It seems to run just fine now. The update also runs fine without any errors.

So it seems that both the modules can indeed coexist and are compatible with each other to a greater extent, except the parts for the nvidia-driver module which needs to be explicitly disabled by executing the following command, after the cuda-fedora33.repo has been installed.

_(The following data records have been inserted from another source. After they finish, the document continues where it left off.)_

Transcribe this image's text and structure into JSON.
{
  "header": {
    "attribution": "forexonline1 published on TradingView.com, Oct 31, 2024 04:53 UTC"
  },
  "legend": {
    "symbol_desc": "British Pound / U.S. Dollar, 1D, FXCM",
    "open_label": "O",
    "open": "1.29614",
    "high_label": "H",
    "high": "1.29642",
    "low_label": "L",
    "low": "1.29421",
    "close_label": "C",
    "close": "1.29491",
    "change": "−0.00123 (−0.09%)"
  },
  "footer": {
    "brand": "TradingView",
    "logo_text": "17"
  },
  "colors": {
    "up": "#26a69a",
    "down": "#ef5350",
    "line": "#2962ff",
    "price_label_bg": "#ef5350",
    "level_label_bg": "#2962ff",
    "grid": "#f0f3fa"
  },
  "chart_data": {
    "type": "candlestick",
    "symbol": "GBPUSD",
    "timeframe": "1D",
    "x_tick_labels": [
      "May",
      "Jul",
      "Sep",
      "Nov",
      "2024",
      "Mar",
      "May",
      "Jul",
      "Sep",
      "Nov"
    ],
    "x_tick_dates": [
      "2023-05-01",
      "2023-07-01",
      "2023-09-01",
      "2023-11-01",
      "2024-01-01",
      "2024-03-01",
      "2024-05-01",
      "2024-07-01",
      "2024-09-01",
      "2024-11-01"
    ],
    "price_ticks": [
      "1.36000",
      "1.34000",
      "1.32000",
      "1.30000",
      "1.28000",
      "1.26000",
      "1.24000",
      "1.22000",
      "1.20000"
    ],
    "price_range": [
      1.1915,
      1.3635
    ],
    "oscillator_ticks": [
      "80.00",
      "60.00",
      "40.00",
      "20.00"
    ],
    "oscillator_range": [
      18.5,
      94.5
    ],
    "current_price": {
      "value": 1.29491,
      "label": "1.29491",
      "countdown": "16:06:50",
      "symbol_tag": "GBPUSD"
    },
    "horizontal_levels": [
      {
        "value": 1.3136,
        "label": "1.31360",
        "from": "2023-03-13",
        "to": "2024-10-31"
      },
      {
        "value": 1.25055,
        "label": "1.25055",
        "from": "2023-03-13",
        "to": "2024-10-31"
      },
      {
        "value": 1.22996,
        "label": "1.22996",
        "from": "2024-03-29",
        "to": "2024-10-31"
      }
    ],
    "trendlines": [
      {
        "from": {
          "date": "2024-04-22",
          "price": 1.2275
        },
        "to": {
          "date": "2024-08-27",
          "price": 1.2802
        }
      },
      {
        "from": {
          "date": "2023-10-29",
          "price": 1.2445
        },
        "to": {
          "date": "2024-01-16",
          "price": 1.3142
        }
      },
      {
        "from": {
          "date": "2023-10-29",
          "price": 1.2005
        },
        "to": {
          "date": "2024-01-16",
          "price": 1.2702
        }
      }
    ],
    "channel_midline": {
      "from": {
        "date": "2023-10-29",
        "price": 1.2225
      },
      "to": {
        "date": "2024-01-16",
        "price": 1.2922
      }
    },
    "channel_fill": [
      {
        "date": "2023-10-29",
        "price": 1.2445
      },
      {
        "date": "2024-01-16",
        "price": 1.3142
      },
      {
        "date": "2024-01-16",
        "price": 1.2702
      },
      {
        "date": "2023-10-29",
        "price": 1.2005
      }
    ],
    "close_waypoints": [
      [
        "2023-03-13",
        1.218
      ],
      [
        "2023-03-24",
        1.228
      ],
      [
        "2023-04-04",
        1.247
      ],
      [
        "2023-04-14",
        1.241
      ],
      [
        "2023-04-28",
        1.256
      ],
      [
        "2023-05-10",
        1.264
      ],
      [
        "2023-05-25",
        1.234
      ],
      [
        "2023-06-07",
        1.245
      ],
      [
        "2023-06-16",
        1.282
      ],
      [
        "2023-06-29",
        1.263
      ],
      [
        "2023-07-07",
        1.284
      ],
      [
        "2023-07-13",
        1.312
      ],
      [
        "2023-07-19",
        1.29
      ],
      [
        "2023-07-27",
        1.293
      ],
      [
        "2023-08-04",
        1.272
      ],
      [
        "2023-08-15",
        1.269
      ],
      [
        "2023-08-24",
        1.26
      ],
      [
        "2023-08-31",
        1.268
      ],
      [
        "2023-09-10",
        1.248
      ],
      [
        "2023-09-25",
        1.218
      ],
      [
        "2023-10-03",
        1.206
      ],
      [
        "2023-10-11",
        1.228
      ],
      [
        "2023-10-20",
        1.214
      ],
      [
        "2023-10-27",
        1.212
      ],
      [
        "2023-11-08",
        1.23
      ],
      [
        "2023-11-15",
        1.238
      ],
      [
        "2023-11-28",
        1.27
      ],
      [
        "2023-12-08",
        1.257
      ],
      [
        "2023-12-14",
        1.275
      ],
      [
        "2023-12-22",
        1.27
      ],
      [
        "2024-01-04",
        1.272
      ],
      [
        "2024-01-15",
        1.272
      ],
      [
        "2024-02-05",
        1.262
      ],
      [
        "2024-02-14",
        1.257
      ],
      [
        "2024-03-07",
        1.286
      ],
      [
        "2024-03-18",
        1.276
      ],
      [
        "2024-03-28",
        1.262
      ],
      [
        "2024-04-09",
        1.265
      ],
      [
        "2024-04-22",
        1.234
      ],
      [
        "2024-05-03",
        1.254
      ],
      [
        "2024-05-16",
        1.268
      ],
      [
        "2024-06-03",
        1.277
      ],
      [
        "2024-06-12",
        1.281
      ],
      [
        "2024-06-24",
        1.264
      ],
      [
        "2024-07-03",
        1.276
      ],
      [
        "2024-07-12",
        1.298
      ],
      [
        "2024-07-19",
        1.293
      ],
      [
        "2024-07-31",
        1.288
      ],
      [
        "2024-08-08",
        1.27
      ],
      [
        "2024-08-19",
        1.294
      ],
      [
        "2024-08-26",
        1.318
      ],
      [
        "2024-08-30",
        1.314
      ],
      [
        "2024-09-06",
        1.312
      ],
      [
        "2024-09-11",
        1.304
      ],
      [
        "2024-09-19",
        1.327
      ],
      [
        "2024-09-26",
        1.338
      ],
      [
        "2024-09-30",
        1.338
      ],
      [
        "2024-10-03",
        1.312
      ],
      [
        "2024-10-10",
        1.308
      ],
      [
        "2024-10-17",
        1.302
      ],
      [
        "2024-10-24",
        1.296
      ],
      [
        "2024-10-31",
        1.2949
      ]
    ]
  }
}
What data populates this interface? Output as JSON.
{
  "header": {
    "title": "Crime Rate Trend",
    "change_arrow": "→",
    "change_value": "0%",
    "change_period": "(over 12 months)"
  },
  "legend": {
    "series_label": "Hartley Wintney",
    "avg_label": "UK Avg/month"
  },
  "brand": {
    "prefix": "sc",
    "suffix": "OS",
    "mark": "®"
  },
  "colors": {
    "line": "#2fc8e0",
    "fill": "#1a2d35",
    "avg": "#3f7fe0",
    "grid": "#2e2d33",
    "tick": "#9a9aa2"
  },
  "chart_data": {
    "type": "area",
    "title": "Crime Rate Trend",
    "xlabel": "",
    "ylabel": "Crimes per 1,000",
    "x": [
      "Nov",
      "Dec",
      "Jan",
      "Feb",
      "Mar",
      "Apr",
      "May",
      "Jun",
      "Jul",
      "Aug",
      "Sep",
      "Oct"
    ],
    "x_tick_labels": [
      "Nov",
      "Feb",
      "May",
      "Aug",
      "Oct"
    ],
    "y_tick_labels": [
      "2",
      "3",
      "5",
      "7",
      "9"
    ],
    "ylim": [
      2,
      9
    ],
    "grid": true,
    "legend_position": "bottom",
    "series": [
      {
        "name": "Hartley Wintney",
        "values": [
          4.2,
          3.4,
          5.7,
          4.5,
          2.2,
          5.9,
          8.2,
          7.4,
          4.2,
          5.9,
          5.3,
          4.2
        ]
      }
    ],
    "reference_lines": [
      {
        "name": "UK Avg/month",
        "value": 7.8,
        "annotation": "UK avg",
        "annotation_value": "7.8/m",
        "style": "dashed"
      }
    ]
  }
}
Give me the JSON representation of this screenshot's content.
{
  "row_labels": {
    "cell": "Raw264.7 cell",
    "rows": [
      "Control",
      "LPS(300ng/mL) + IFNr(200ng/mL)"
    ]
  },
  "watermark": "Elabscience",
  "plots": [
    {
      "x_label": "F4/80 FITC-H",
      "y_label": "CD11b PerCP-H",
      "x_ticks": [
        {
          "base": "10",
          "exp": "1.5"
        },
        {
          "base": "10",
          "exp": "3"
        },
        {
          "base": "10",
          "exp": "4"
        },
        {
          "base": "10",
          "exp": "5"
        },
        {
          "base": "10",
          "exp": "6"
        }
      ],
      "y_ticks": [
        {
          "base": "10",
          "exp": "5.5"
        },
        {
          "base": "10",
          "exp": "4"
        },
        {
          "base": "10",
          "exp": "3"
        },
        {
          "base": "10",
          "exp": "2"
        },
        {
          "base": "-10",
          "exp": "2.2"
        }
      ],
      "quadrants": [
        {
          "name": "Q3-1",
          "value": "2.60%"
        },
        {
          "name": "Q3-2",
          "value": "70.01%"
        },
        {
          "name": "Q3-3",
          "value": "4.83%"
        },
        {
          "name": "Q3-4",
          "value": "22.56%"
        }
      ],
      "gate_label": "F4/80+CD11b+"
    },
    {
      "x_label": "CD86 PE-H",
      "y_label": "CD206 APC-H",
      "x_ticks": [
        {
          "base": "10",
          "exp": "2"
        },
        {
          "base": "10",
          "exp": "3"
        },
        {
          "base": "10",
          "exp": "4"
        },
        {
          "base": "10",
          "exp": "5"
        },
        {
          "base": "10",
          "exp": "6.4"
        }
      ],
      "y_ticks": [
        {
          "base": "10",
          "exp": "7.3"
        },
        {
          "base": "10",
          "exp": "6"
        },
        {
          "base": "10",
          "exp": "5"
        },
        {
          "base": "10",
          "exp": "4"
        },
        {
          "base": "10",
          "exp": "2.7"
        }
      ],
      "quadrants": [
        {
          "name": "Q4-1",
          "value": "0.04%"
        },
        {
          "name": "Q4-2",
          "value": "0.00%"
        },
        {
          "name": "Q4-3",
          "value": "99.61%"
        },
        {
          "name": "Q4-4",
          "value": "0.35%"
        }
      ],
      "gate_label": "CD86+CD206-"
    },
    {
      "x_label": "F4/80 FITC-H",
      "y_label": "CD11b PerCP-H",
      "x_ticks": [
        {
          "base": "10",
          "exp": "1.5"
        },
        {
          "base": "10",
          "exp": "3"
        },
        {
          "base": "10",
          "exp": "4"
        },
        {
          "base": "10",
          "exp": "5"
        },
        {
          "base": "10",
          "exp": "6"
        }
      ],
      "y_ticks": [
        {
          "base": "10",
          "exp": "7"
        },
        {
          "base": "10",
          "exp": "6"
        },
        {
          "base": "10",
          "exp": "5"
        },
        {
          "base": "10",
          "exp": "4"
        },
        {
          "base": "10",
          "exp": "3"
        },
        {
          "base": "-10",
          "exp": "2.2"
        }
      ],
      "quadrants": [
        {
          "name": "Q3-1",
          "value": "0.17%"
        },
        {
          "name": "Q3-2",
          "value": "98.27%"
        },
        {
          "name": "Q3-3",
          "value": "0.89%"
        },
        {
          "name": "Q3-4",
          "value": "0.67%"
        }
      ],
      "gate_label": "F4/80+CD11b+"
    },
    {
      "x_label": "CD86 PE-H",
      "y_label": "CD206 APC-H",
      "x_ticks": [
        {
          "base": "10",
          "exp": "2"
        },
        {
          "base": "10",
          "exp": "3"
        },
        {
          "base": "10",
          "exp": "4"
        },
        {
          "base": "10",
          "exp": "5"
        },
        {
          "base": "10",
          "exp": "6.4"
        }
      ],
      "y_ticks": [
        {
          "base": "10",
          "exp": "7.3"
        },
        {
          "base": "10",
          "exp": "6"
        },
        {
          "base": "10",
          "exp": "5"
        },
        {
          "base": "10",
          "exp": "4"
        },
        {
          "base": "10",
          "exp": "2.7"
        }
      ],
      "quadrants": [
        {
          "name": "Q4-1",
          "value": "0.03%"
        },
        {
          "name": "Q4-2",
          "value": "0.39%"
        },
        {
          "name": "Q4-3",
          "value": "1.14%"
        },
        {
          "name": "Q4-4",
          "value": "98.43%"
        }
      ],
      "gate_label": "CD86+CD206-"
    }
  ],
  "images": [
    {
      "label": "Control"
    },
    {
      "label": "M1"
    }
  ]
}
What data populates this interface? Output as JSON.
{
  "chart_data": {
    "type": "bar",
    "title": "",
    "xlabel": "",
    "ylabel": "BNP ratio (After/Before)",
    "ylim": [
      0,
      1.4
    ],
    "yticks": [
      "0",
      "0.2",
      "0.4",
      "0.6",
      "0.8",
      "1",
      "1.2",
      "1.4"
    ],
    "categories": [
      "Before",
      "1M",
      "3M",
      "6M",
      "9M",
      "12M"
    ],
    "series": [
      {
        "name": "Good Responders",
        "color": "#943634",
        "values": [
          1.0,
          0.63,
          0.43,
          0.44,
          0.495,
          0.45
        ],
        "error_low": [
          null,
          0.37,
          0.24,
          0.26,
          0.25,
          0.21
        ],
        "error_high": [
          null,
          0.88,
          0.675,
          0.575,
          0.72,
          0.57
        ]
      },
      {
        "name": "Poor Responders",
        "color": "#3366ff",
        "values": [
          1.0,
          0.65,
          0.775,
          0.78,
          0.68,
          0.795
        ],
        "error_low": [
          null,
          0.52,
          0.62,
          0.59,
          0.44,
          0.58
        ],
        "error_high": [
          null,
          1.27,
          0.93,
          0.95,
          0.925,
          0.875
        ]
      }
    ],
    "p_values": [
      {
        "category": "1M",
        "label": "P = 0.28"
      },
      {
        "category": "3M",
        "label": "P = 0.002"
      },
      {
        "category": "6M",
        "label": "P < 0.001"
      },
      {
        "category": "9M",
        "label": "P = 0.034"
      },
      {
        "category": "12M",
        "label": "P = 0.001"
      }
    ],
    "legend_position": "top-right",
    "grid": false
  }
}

$ sudo dnf module disable nvidia-driver

I would introduce this change with the coming version of NVIDIA Auto Installer for Fedora but I hope that this discussion can be of assistance to those facing this issue. As these are my deductions and inferences, they might have inaccuracies and mistakes so please feel free to let me know of them, if there are any.

References

  1. Modularity β€” dnf latest documentation
  2. Why does rpmfusion CUDA install HOWTO say "sudo dnf module disable nvidia-driver" - disable nvidia-driver?
  3. Howto/CUDA - RPM Fusion
  4. Rpm - Nvidia driver on Fedora 34, seems to have issues - #2 by ankursinha
  5. Fedora 33 support Β· Issue #55 Β· t0xic0der/nvidia-auto-installer-for-fedora Β· GitHub
5 Likes

v0.3.6 of NVIDIA Auto Installer for Fedora is now generally available in COPR, including the change mentioned in the above discussion. The discussions leading to this change and its consequences can be found in this pull request.

Upgrading is highly recommended.

Please execute the following commands in succession, if you do not have it installed already.

# dnf install dnf-plugins-core -y
# dnf copr enable t0xic0der/nvidia-auto-installer-for-fedora -y
# dnf install nvautoinstall -y

For those interested, builds for v0.3.6 fail for the OpenSUSE Leap 15.1 x86_64 chroot (build IDs Build 2174254 in t0xic0der/nvidia-auto-installer-for-fedora and Build 2174257 in t0xic0der/nvidia-auto-installer-for-fedora) - Not that it matters anyway here for Fedora, builds work just fine.

There goes my Sunday :frowning_face:

2 Likes